Ladrange, Garnier frères (p. 202-211).

Chapitre X.

Le Mystère de la Nature en Dieu ou du Mysticisme.


M. de Schelling a renouvelé la doctrine du théosophe allemand Jacob Bœhme, celle de la nature éternelle en Dieu ; nous allons nous en servir pour la critique du principe cosmogonique et théogonique.

Dieu, disent les théosophes, est un esprit pur, une conscience lucide, une personnalité morale, tandis que la nature n’est que trop souvent confuse, ténébreuse, et tout à fait séparée de la loi morale. Comment expliquer cela ? comment faire remonter à Dieu, ce principe de la lumière et de la pureté, la nature, ce principe des ténèbres, et de l’impureté nous ne le pouvons point autrement qu’en plaçant en Dieu même les ténèbres et l’impureté.

En d’autres termes, pour nous expliquer logiquement l’origine de cet ténèbres, il nous faut rayer tout à fait l’idée d’une origine et poser les ténèbres comme primitives. Je ne m’occuperai point ici de critiquer ce système mystique, qui est même assez grossier ; je dirai seulement qu’on ne pourra jamais expliquer les ténèbres si l’on ne les déduit de la lumière ; cette explication si simple et logique effraye ceux qui ne sont pas habitués de voir de la lumière même dans les ténèbres, ceux qui ne comprennent pas que l’obscurité loin d’être absolue est une obscurité toujours plus ou moins modifiée par la lumière (voyez Goethe : Théorie de la lumière et de la couleur).

Et d’abord, les ténèbres naturelles sont précisément le côté irrationnel, réfractaire à la raison, le côté grossièrement matériel de la nature ; c’est pour ainsi dire la nature proprement dite en opposition avec l’intelligence. Cela signifie que la nature, en tant que matière, ne se laisse point déduire ni expliquer comme née de l’intelligence ; cette nature est plutôt le fondement primitif de celle-ci, le piédestal de la personnalité comme dit un poète, et ainsi définie elle n’a plus besoin, à son tour, d’une autre base ; l’esprit sans elle serait une abstraction vide de sens et de réalité ; le moi ne naît que de cette nature. Cette doctrine n’est point spiritualiste, mais on l’enveloppe soigneusement d’un voile mystique et mystérieux en y faisant intervenir Dieu, au lieu de l’exprimer dans un langage clair et rationnel. Or, les deux principes en Dieu dont cette théorie parle, sont la Nature telle qu’elle existe dans notre tête, abstraction faite de toute réalité, d’un côté, et Dieu, c’est-à-dire, esprit, conscience, personnalité de l’autre ; on appelle celui-ci Dieu, c’est pour ainsi dire la face, mais on refuse ce nom à l’autre au revers. La lumière en Dieu selon cette doctrine, naît des ténèbres en Dieu cela veut dire que ce Dieu n’est qu’un attribut du non-Dieu, qui est ici sujet. Voilà l’erreur, mais cette erreur est un résultat nécessaire de l’imagination mystique, qui en effet précède le raisonnement logique.

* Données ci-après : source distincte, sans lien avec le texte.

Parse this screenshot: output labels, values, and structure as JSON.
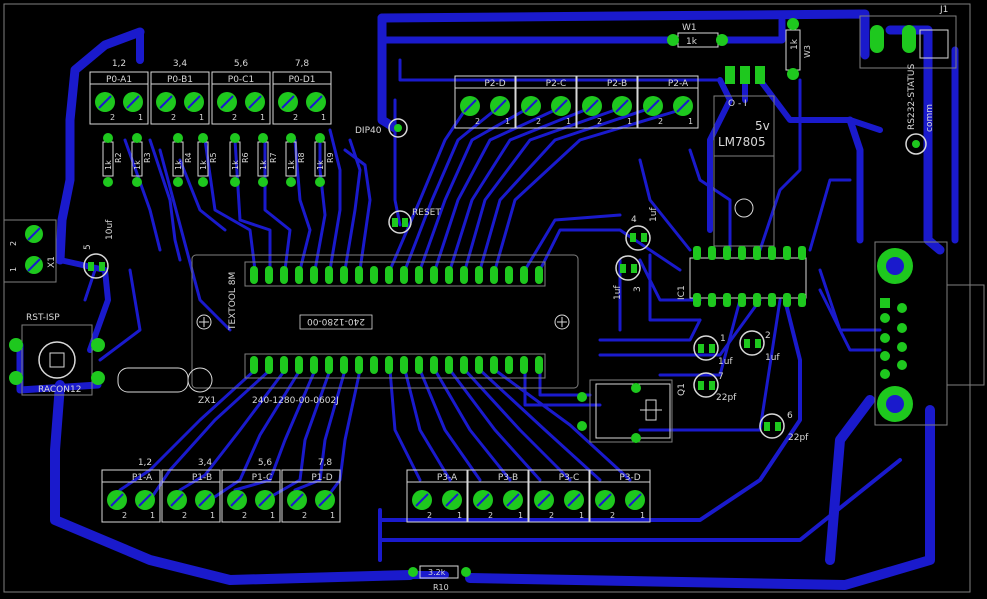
{
  "colors": {
    "background": "#000000",
    "trace": "#1a1acc",
    "pad": "#1ec81e",
    "silkscreen": "#d8d8d8",
    "outline": "#7f7f7f"
  },
  "headers_top_left": [
    {
      "pins": "1,2",
      "name": "P0-A1"
    },
    {
      "pins": "3,4",
      "name": "P0-B1"
    },
    {
      "pins": "5,6",
      "name": "P0-C1"
    },
    {
      "pins": "7,8",
      "name": "P0-D1"
    }
  ],
  "headers_top_right": [
    "P2-D",
    "P2-C",
    "P2-B",
    "P2-A"
  ],
  "headers_bottom_left": [
    {
      "pins": "1,2",
      "name": "P1-A"
    },
    {
      "pins": "3,4",
      "name": "P1-B"
    },
    {
      "pins": "5,6",
      "name": "P1-C"
    },
    {
      "pins": "7,8",
      "name": "P1-D"
    }
  ],
  "headers_bottom_right": [
    "P3-A",
    "P3-B",
    "P3-C",
    "P3-D"
  ],
  "terminal_pin_numbers": [
    "2",
    "1"
  ],
  "resistor_values": [
    "1k",
    "1k",
    "1k",
    "1k",
    "1k",
    "1k",
    "1k",
    "1k"
  ],
  "resistor_refs": [
    "R2",
    "R3",
    "R4",
    "R5",
    "R6",
    "R7",
    "R8",
    "R9"
  ],
  "labels": {
    "dip40": "DIP40",
    "reset": "RESET",
    "socket_vendor": "TEXTOOL 8M",
    "socket_part": "240-1280-00",
    "socket_part_full": "240-1280-00-0602J",
    "zx1": "ZX1",
    "rst_isp": "RST-ISP",
    "racon": "RACON12",
    "x1": "X1",
    "x1_pin2": "2",
    "x1_pin1": "1",
    "cap_5": "5",
    "cap_5_val": "10uf",
    "w1": "W1",
    "w1_val": "1k",
    "w3": "W3",
    "w3_val": "1k",
    "j1": "J1",
    "rs232": "RS232-STATUS",
    "comm": "comm",
    "regulator_pins": "O - I",
    "regulator_volt": "5v",
    "regulator_part": "LM7805",
    "ic1": "IC1",
    "cap_4": "4",
    "cap_4_val": "1uf",
    "cap_3": "3",
    "cap_3_val": "1uf",
    "cap_1": "1",
    "cap_1_val": "1uf",
    "cap_2": "2",
    "cap_2_val": "1uf",
    "q1": "Q1",
    "cap_7": "7",
    "cap_7_val": "22pf",
    "cap_6": "6",
    "cap_6_val": "22pf",
    "r10": "R10",
    "r10_val": "3.2k"
  }
}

Qu’est-ce que le mysticisme dont il s’agit ici, si non une véritable deutéroscopie, une double vue ? Le philosophe mystique médite sur la raison d’être de la nature et de l’homme, mais il le fait dans l'imagination, il croit méditer ou spéculer sur un autre Être personnel, différent de l'homme et de la nature. Le philosophe mystique s'occupe assurément de tous les objets qui sont aussi accessibles au simple penseur rationnel : mais un objet réel quelconque n'entre dans la spéculation mystique que sous forme imaginaire. Par conséquent un objet imaginaire devient-il là un objet réel; c'est un bouleversement complet de la pensée. Dans la doctrine mystique des deux principes en Dieu, l'objet réel et l'objet imaginaire se sont mutuellement remplacés l'un l'autre. On voudrait peut-être dire : le procédé spéculatif n'a rien de choquant parce qu'il opère ce changement en bonne connaissance de cause ; mais on s'y tromperait. Ce procédé a précisément le malheur de tomber dans une faute toute théologique ou du moins fantastique : il promet de nous révéler la vie d'un autre être différent de l'être humain, et cet être est néanmoins le nôtre. C'est contre cette illusion, qui est une véritable fantasmagorie, que la critique doit lutter.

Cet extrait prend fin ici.